Second assignment on SparkSQL and SparkMLLib was super high-level which honestly is fine but I found it to be a little boring as there is not much knowledge from the lectures nor tutorial applied in the assignments to make some smart decisions nor performance tunings that we were able to do in the first assignment. It was alright regardless; you can complete this assignment (not including setting things up) in around 1.5 hours if you have some sorts of ML experience from 2109S and at most 5 hours if you're really taking your time.

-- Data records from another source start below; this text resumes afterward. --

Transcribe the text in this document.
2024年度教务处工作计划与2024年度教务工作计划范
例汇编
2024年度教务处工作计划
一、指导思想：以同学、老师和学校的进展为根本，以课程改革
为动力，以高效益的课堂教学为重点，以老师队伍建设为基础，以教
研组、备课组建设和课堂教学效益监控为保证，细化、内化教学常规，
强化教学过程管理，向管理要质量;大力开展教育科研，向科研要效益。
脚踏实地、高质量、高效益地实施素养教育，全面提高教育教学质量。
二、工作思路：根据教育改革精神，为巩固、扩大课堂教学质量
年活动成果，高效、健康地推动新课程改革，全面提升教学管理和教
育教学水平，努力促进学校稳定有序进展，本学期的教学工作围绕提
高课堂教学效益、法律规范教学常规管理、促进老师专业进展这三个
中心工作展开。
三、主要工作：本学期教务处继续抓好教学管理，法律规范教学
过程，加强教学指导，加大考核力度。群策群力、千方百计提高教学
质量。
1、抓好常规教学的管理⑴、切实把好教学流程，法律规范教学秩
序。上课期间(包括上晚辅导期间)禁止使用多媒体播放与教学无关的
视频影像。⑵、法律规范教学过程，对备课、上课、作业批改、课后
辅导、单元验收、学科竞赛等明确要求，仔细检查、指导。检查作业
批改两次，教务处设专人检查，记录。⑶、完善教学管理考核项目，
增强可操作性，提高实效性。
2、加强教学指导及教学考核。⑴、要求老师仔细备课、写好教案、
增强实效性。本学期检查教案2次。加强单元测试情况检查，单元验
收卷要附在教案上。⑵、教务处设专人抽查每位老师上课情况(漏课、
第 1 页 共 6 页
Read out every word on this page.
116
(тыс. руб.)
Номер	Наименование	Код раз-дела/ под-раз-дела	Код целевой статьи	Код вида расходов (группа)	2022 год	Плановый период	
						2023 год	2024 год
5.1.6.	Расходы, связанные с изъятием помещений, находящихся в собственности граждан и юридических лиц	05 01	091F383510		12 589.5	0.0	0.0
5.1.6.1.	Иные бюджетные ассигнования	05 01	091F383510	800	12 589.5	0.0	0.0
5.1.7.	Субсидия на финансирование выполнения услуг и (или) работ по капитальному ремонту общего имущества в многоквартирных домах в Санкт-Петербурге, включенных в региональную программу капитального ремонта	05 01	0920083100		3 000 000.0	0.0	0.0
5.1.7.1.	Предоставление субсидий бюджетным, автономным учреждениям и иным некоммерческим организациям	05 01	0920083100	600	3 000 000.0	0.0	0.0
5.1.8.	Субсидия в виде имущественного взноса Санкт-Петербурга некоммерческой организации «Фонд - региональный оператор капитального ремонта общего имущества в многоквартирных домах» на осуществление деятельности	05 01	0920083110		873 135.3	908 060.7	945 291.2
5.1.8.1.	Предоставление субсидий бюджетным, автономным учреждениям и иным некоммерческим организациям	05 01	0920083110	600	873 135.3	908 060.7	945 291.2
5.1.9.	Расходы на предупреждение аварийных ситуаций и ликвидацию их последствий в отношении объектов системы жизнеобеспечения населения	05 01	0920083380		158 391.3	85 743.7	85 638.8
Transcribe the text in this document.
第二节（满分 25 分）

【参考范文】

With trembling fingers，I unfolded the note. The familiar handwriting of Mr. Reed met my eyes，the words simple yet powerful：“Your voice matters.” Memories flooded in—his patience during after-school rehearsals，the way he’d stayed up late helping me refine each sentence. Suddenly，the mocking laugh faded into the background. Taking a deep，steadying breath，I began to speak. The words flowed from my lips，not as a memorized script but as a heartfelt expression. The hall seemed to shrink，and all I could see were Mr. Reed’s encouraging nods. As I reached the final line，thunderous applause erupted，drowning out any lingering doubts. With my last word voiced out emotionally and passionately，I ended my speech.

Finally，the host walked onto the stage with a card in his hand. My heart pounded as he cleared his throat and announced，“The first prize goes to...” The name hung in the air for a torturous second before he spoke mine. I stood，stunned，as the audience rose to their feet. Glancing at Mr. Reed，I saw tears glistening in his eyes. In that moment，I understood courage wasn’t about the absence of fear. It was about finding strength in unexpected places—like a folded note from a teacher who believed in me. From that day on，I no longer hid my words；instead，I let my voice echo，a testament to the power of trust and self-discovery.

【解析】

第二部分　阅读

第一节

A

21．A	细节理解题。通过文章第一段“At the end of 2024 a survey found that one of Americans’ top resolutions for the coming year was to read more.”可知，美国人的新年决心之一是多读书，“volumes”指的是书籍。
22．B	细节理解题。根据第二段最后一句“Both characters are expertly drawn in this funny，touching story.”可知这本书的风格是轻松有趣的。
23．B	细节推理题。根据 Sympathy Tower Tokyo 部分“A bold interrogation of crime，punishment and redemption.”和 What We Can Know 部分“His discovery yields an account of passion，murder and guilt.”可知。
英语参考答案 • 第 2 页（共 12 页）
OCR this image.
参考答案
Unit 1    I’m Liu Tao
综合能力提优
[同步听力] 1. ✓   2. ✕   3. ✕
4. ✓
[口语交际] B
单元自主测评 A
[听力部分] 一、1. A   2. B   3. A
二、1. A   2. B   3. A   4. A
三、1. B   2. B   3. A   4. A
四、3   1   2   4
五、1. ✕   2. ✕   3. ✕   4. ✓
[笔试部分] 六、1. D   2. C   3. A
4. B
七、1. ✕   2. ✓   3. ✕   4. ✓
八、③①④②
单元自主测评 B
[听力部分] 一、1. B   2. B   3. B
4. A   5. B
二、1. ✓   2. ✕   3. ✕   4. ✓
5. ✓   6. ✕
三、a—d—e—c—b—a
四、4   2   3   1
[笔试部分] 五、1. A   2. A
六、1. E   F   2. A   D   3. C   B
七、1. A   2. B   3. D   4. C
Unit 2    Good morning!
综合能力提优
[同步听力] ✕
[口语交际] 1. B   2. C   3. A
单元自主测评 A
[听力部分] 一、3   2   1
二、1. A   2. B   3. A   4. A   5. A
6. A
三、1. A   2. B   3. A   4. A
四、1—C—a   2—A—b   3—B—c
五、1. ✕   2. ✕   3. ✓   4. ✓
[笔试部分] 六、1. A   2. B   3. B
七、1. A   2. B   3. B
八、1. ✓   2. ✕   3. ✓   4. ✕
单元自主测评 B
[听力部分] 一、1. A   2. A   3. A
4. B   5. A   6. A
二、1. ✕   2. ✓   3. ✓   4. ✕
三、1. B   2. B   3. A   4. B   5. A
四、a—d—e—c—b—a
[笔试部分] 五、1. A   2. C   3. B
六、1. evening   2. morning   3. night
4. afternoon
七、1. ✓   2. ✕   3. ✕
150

Midterms was pretty alright, too. It consists of really nicely thought questions that you can definitely answer if you understand and perhaps practice a little on one or two past year papers. There were one or two trivial-ish questions, though, and I regret that I did not print all the lecture materials to just rely on my cheat sheet as there was one 1.5 marks (percent) question that I could have answered if I got all the lecture materials with me. You can finish the exam in 15 minutes and you can redo it 3 more times for another 30 minutes before leaving the exam early.
Finals was a little different as it had a bunch of short/long answer questions. I needed the whole exam duration with barely any redo-ing to complete the final exam but, as the midterm, it was manageable if you understand the topics well. I must also stress that understanding the topics well is not hard for this course compared to other more-complicated CS courses.
Take this course. If your career plan has something to do with data (big data, low-latency data management, data distribution, or basically everything tech-related) and you don't instantly know yet what the contents of the course are about just from seeing the syllabus, take this course. At the very least, you'll spend some effort, have some fun, and probably get a good grade.